Le prélèvement à caractère fiscal
Le prélèvement fiscal est destiné d’une part à alimenter le trésor public, de ce fait, il est perçu au profit de l’état, des collectivités locales, des établissements publics à caractère administratif, et d’autre part à en redistribuer une partie sous forme d’aides diverses aux plus défavorisés et à ceux que le régime veut favoriser. Comme définition possible de l’impôt, on peut retenir celle donné » par M.Mehl » l’impôt est un prélèvement pécuniaire, requise des personnes physiques ou morales de droit privé et, éventuellement, de droit public, d’après leur facultés contributives, par voie d’autorité, à titre définitif et sans contrepartie déterminée, en vue de la couverture des charges publiques de l’état et ses autres collectivités territoriales, ou de l’intervention de la puissances publique ». Il y a donc absence totale de toute notion de contrepartie directe en matière d’impôt. C’est précisément ce qui différencie l’impôt des autres prélèvements tel que la taxe, les taxes parafiscales et les redevances qui sont perçue à l’occasion d’un service rendu, ou prélevés dans un but économique, social et professionnel au profit des personnes morales de droit public et privées autres que l’Etat et les collectivités locales : CNSS, la mutuelle, ordres des avocats…etc.
Le rôle financier
Avec les finances publiques modernes au règne de l’interventionnisme étatique, ce rôle a repris une place importante, car l’Etat, dans ces actions, s’appuis essentiellement sur les fonds. Pour un équilibre général, l’Etat par le biais de l’instrument fiscale, doit être financé suffisamment en réalisant une rentabilité financière importante, pour cela il faut que l’ensemble du système fiscale présente des qualités obligatoires :
*La généralité : L’impôt doit toucher tous les citoyens, toutes les capacités contributives, toutes les matières imposables et toutes les assiettes fiscales possibles.
*La pluralité : Le devoir d’imposer toutes les assiettes fiscales possibles, par le moyen de plusieurs impôts, car seule la multiplicité pourra nous satisfaire une rentabilité financière accrue.
*L’automaticité : L’augmentation du taux de l’impôt engendre automatiquement, l’accroissement de la rentabilité d’impôt.
*La stabilité et l’élasticité :Un système fiscal, pour être productif doit comprendre des impôts stables qui garantissent des recettes et des ressources constantes, non soumises à la conjoncture économique et des impôts élastiques qui permettent une rentabilité en corrélation avec la conjoncture économique. En somme, l’impôt joue un rôle financier important qui permet à l’Etat de remédier aux inégalités socio-économiques que crée le libéralisme sauvage.

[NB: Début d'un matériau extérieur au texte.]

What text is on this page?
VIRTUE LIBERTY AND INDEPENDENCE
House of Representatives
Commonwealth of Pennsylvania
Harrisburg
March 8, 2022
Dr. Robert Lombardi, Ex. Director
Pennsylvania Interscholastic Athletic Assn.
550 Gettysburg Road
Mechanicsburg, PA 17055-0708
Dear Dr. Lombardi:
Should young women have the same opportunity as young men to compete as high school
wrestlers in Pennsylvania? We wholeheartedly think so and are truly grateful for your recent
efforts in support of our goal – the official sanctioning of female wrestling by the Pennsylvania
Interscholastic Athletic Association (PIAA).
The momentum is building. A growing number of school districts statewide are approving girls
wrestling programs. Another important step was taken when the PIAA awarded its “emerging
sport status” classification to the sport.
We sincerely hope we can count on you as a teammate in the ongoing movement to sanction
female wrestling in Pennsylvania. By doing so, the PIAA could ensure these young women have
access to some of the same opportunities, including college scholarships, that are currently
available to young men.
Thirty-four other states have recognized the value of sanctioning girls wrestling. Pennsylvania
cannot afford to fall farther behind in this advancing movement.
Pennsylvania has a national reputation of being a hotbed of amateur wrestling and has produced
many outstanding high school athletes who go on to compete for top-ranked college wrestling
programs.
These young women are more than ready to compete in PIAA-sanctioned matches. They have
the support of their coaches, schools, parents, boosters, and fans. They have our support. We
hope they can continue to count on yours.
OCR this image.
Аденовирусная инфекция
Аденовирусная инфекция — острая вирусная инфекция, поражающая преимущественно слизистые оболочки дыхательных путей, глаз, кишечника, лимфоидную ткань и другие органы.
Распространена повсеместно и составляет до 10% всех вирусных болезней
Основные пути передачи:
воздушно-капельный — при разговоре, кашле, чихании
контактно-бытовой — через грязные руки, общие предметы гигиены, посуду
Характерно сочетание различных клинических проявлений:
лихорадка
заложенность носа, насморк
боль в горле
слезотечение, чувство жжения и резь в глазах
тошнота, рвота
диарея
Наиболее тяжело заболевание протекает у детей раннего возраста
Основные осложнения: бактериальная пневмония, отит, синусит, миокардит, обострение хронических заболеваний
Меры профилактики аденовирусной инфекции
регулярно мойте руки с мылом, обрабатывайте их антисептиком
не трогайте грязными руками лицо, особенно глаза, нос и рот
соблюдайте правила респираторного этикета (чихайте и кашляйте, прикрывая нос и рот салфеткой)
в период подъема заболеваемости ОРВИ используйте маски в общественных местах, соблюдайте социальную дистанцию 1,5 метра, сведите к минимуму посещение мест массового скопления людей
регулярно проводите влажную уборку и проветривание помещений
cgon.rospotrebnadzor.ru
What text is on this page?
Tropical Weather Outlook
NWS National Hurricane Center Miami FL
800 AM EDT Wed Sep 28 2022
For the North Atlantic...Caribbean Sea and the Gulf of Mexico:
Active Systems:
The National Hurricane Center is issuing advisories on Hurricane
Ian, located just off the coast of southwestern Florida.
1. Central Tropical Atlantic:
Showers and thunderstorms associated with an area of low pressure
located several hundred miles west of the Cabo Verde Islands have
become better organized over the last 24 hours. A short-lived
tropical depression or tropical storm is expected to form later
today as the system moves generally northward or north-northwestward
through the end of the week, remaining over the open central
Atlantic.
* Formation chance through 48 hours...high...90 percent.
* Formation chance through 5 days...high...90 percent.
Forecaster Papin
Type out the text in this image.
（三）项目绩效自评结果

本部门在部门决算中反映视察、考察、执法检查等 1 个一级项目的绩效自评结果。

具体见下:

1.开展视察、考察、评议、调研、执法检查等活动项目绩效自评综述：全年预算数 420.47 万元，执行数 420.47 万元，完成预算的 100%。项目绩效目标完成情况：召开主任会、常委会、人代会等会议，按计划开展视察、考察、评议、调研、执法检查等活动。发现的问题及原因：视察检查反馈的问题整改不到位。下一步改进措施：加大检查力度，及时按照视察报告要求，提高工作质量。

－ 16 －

Le rôle social : La justice fiscale
Il faut dire que la définition de la notion de justice fiscale est difficile dans la mesure où elle change dans le temps et dans l’espace. C’est pour cela qu’on tente de faire une analyse du rôle social de l’impôt, afin d’éclaircir cette notion, ceci à travers deux niveaux :
*L’égalité devant l’impôt : C’est-à-dire la participation de tous et de chacun à l’effort fiscale selon le principe de la capacité contributive. L’article 5 et 17 de notre constitution posent ce principe, mais en réalité cette égalité n’est pas appliquée dans le système fiscal, cette inapplication peut engendrer d’autres inégalités qui aggravent celles existantes en matière de répartition du revenu national. Cette absence d’encadrement nuit énormément au principe de l’égalité devant l’impôt qui devient vicié et vidé de son sens et sa portée constitutive. On peut justifier ce disfonctionnement par des réalités éclatantes d’abord :
– la domination de l’imposition indirect : Ce phénomène reflète bien le désintéressement, voire la négligence de la justice fiscale marocaine, car 70 % des recettes fiscales proviennent des impôts indirectes qui sont supportés enfin de compte par le consommateur final, ce qui touche négativement les détenteurs des revenus moyens et faibles, même les sans revenus.
– l’application restreinte de la retenue à la source : L’application de cette technique seulement aux salariés et aux fonctionnaires nuit énormément au principe de l’égalité, C’est une technique non généralisée à toutes les catégories socioprofessionnelles. Cette non généralisation permet aux autres contribuables qui sont soumis au système déclaratif de frauder, alors que les autres, c’est un tiers qui calcule, déclare et collecte l’impôt et le verse au trésor public.
– la fraude fiscale : Elle nuit au principe de l’égalité devant l’impôt à plusieurs niveaux :
Elle constitue un manque à gagner pour l’Etat, qui dépasse 20 M. de dirhams par an.
Elle porte atteinte à la compétitivité ;
Elle fausse l’équité et la justice des impôts directes.
Paul Marie Gaudmet disait :‘’ pour que la fiscalité directe soit équitable, il faut qu’elle ne soit pas faussée par la fraude, la fraude détruit l’équité de la fiscalité directe la plus perfectionnée. ‘’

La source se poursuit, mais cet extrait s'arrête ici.